Bapenda Dorong Kendaraan Industri Berplat Sulawesi Tengah

Seputar Sulteng342 Dilihat

Media Suara Palu – Badan Pendapatan Daerah (Bapenda) Sulawesi Tengah mendorong perusahaan dan vendor industri untuk menggunakan kendaraan berplat nomor Sulawesi Tengah guna meningkatkan kepatuhan pajak kendaraan bermotor.

Kepala Bapenda Sulteng, Andi Irman, mengatakan saat ini beberapa perusahaan masih menghadapi kendala untuk memutasi kendaraan operasional mereka ke wilayah Sulawesi Tengah.

Hal itu disampaikan Andi Irman di sela skorsing rapat bersama Komisi III DPRD Sulawesi Tengah di ruang Baruga DPRD Sulteng, Rabu (11/3/2026).

Menurutnya, salah satu kendala yang dihadapi vendor perusahaan adalah kendaraan yang dibeli secara kredit di luar daerah.
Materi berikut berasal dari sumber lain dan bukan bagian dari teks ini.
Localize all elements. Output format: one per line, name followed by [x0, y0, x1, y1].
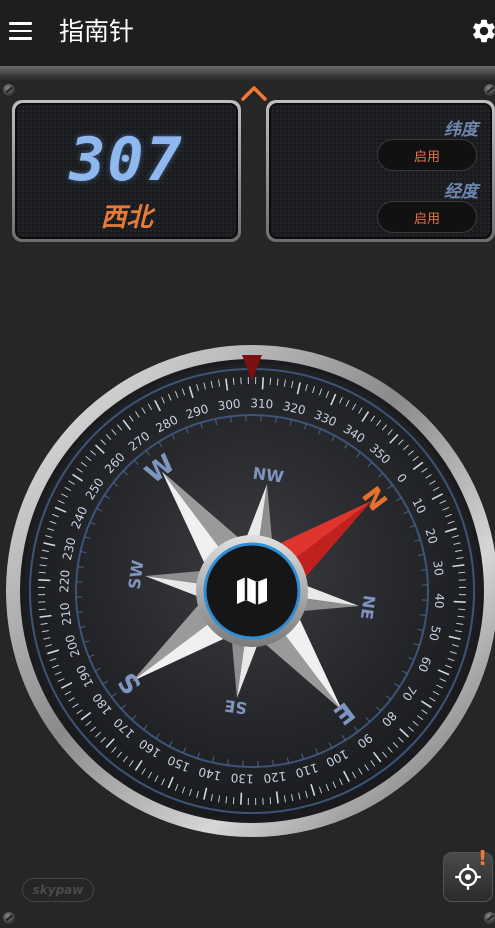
brand-logo: skypaw — [22, 878, 94, 902]
app-bar: 指南针 — [0, 0, 495, 66]
app-title: 指南针 — [59, 17, 135, 46]
intercardinal-label: SE — [223, 696, 248, 718]
heading-panel: 307 西北 — [12, 100, 241, 242]
latitude-enable-button[interactable]: 启用 — [377, 139, 477, 171]
heading-direction: 西北 — [100, 203, 153, 233]
screw-icon — [484, 912, 495, 924]
degree-label: 300 — [217, 397, 241, 414]
degree-label: 210 — [58, 602, 75, 626]
menu-icon[interactable] — [9, 22, 32, 40]
compass-dial[interactable]: 0102030405060708090100110120130140150160… — [0, 336, 495, 846]
screw-icon — [484, 84, 495, 96]
longitude-enable-button[interactable]: 启用 — [377, 201, 477, 233]
alert-badge: ! — [478, 846, 488, 870]
location-panel: 纬度 启用 经度 启用 — [266, 100, 495, 242]
degree-label: 310 — [250, 396, 274, 411]
latitude-label: 纬度 — [444, 120, 478, 140]
screw-icon — [3, 84, 15, 96]
screw-icon — [3, 912, 15, 924]
top-rail — [0, 66, 495, 82]
intercardinal-label: NE — [357, 594, 379, 621]
degree-label: 120 — [263, 769, 287, 786]
degree-label: 30 — [430, 560, 446, 577]
heading-degrees: 307 — [69, 125, 184, 195]
degree-label: 220 — [57, 569, 72, 593]
longitude-label: 经度 — [444, 182, 478, 202]
location-display: 纬度 启用 经度 启用 — [269, 103, 492, 239]
heading-display: 307 西北 — [15, 103, 238, 239]
degree-label: 40 — [432, 593, 447, 609]
intercardinal-label: SW — [125, 559, 148, 591]
gear-icon[interactable] — [470, 17, 495, 45]
chevron-up-icon[interactable] — [240, 84, 268, 102]
degree-label: 130 — [230, 771, 254, 786]
map-icon[interactable] — [237, 577, 267, 605]
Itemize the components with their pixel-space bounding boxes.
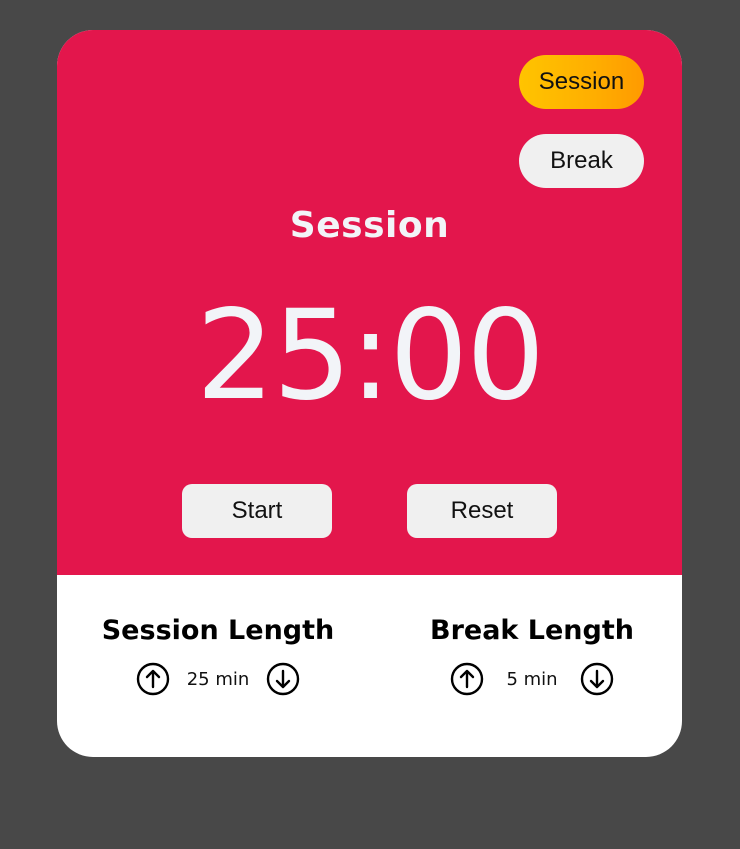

“Vendor-vendor mereka membeli kendaraan di luar dengan cara kredit, sehingga agak kesulitan ketika mau mutasi kendaraannya. Persyaratannya kan harus lunas dulu,” jelasnya.

Ia menambahkan, kendaraan yang masih dalam masa cicilan tidak dapat dimutasi sebelum pelunasan dilakukan, yang biasanya memakan waktu antara tiga hingga lima tahun.

Karena itu, Bapenda menyarankan agar perusahaan ke depan mensyaratkan vendor menggunakan kendaraan dengan plat nomor Sulawesi Tengah.

“Sekiranya ke depan ketika vendor mereka ingin bekerja sama dengan perusahaan, harus ditambahkan persyaratan menggunakan kendaraan berplat Sulawesi Tengah,” ujarnya.

Ia juga menegaskan bahwa Sulawesi Tengah memiliki fasilitas dealer kendaraan yang lengkap sehingga tidak ada alasan untuk membeli kendaraan di luar daerah.

Meski demikian, Andi Irman menegaskan pihaknya tetap optimistis terhadap penerimaan pajak kendaraan bermotor di daerah.

“Kita tetap optimis. Tinggal bagaimana bantuan teman-teman media mendorong masyarakat untuk taat membayar pajak,” katanya.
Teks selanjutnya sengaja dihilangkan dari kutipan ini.